Hirway writes music under the name The One AM Radio, including for Gossip Girl and other television shows and for films Our Nixon and Save the Date. He wrote the musical score for an upcoming video game The Red Lantern and the 2018 Netflix television series Everything Sucks.

He co-wrote and produced a song with singer Lin-Manuel Miranda for his The West Wing Weekly podcast. Miranda wrote the story, music and lyrics, as well as played a lead role in Hamilton. In 2016, 1he New York Broadway musical won 11 Tony awards, a Grammy and a Pulitzer prize. Tickets for the New York show, before the COVID-19 lockdown in March, ranged from $250 to $800. It has grossed over $610 million in estimated ticket sales in New York, London, Los Angeles and elsewhere. Utkarsh Amburkar lost a major role in the musical.

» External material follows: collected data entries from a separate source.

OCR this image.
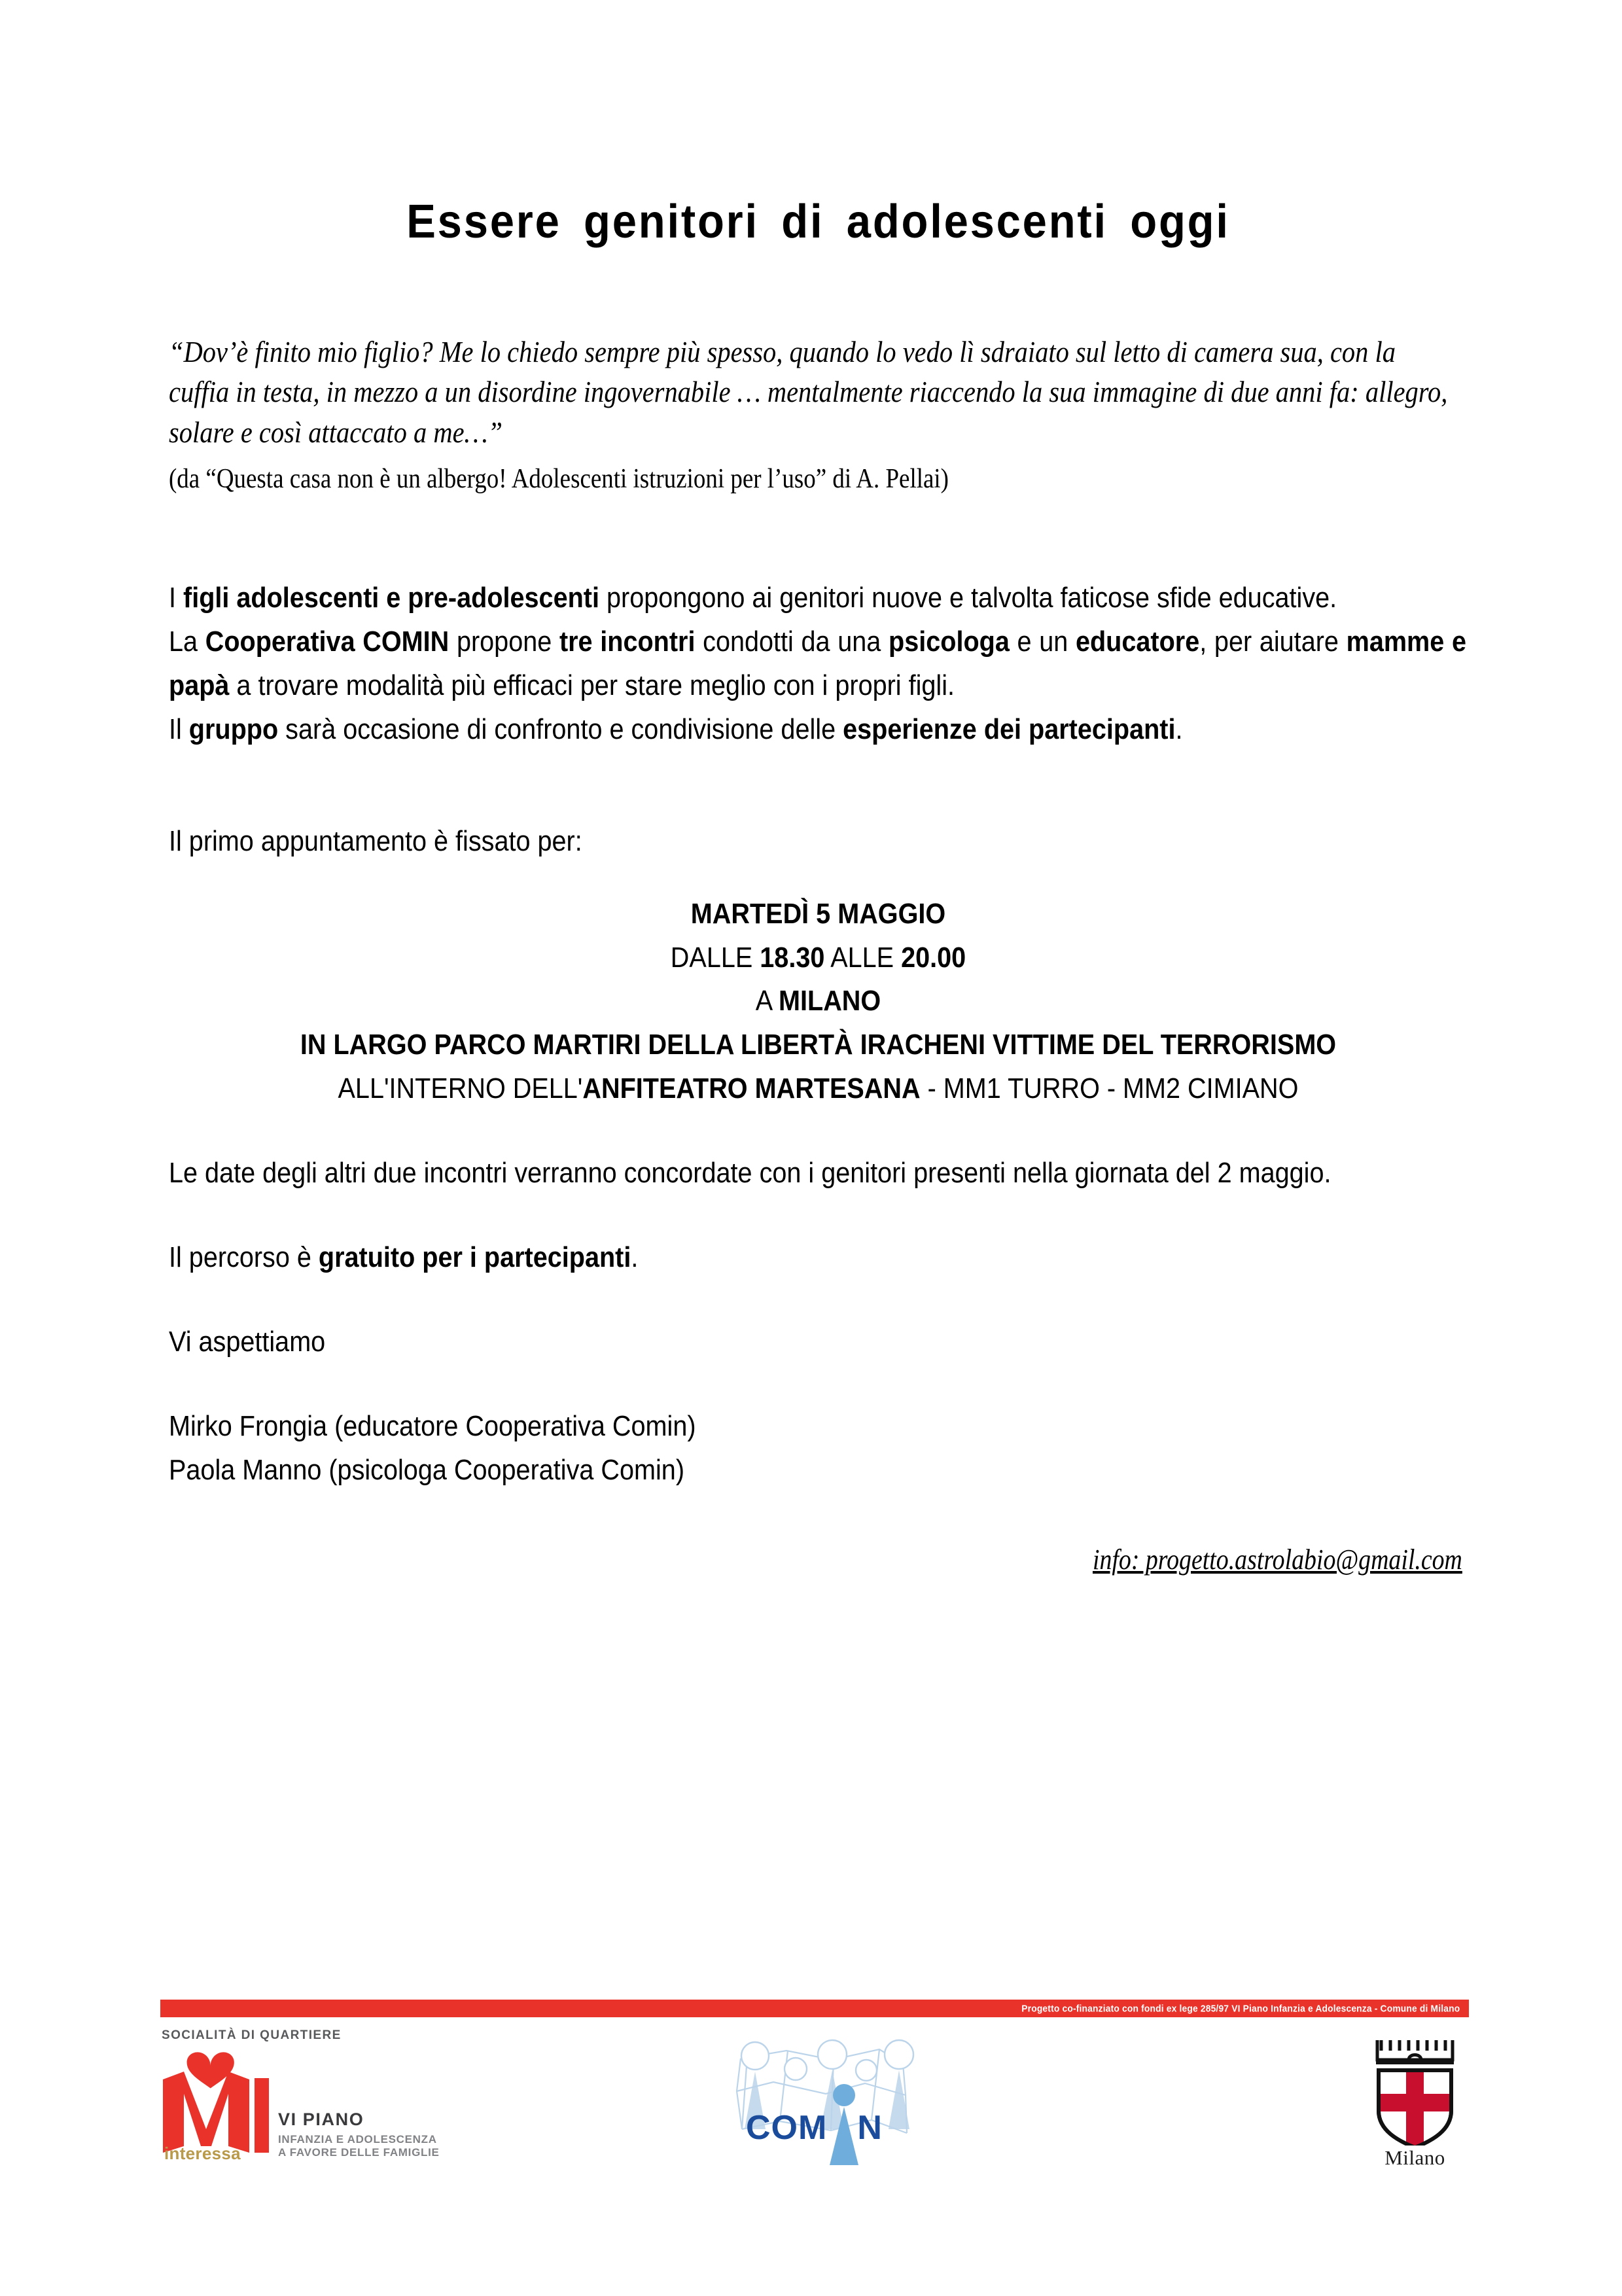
Essere genitori di adolescenti oggi
“Dov’è finito mio figlio? Me lo chiedo sempre più spesso, quando lo vedo lì sdraiato sul letto di camera sua, con la cuffia in testa, in mezzo a un disordine ingovernabile … mentalmente riaccendo la sua immagine di due anni fa: allegro, solare e così attaccato a me…”
(da “Questa casa non è un albergo! Adolescenti istruzioni per l’uso” di A. Pellai)

I figli adolescenti e pre-adolescenti propongono ai genitori nuove e talvolta faticose sfide educative.

La Cooperativa COMIN propone tre incontri condotti da una psicologa e un educatore, per aiutare mamme e papà a trovare modalità più efficaci per stare meglio con i propri figli.

Il gruppo sarà occasione di confronto e condivisione delle esperienze dei partecipanti.

Il primo appuntamento è fissato per:

MARTEDÌ 5 MAGGIO

DALLE 18.30 ALLE 20.00

A MILANO

IN LARGO PARCO MARTIRI DELLA LIBERTÀ IRACHENI VITTIME DEL TERRORISMO

ALL'INTERNO DELL'ANFITEATRO MARTESANA - MM1 TURRO - MM2 CIMIANO

Le date degli altri due incontri verranno concordate con i genitori presenti nella giornata del 2 maggio.

Il percorso è gratuito per i partecipanti.

Vi aspettiamo

Mirko Frongia (educatore Cooperativa Comin)

Paola Manno (psicologa Cooperativa Comin)

info: progetto.astrolabio@gmail.com
Progetto co-finanziato con fondi ex lege 285/97 VI Piano Infanzia e Adolescenza - Comune di Milano
SOCIALITÀ DI QUARTIERE
interessa
VI PIANO
INFANZIA E ADOLESCENZA
A FAVORE DELLE FAMIGLIE
COM N
Milano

In 2013, Hirway founded Moors, a band with rap musician Lakeith Stanfield. He writes and produces the music. The band has recorded four albums and performed at the Sundance Film Festival and New York Town Hall, among other venues.

Hirway spends 10 to 11 hours a day in his recording studio, which is in the garage of his home in Los Angeles. He works there surrounded by a piano and guitars. Tools and equipment he uses include Google docs, Apple iPhone X and iMac Pro, he says while discussing his technical process in an interview with Lifehacker.

With no formal training in music or in music production, Hirway stumbled and learned along the way. He now takes piano lessons. He has spoken about his work at the Sydney Opera House, the Google Design Conference and Yale University. 

Hirway got interested in music while at Phillips Exeter Academy, where he played drums in student rock bands and piano and drums in the high school’s jazz band. Two of his guests on Song Exploder lived in the same residence hall at Exeter, when he was there. One of his assistants is a graduate of Exeter, which is one of the top private residential schools in America .  

In 1996, after high school, Hirway began studying arts at Yale University. While at Yale, he got more serious about music, touring and making records. In 2007, he decided to pursue music full time.

Hirway grew up in Peabody, Massachusetts. His father Sumesh.C.Hirway retired in 2015 as senior principal food scientist at Griffith Laboratories in Illinois. Earlier he worked at Wimmer’s Meat Products in Nebraska. Sumesh earned a Ph.D. in food science from the University of Massachusetts, Amherst, in 1975, an M.S. from Oregon State University in 1968 and an M.Sc. in horticulture from the Indian Agricultural Research Institute, New Delhi, in 1966. Hirway’s mother Kanta Hirway worked at Sears, the department store. Hirway’s parents now live in Providence, Rhode Island.

“I have this daydream,” Hirway told The New York Times, “that when I’m older I’ll just make music and narrate audiobooks.”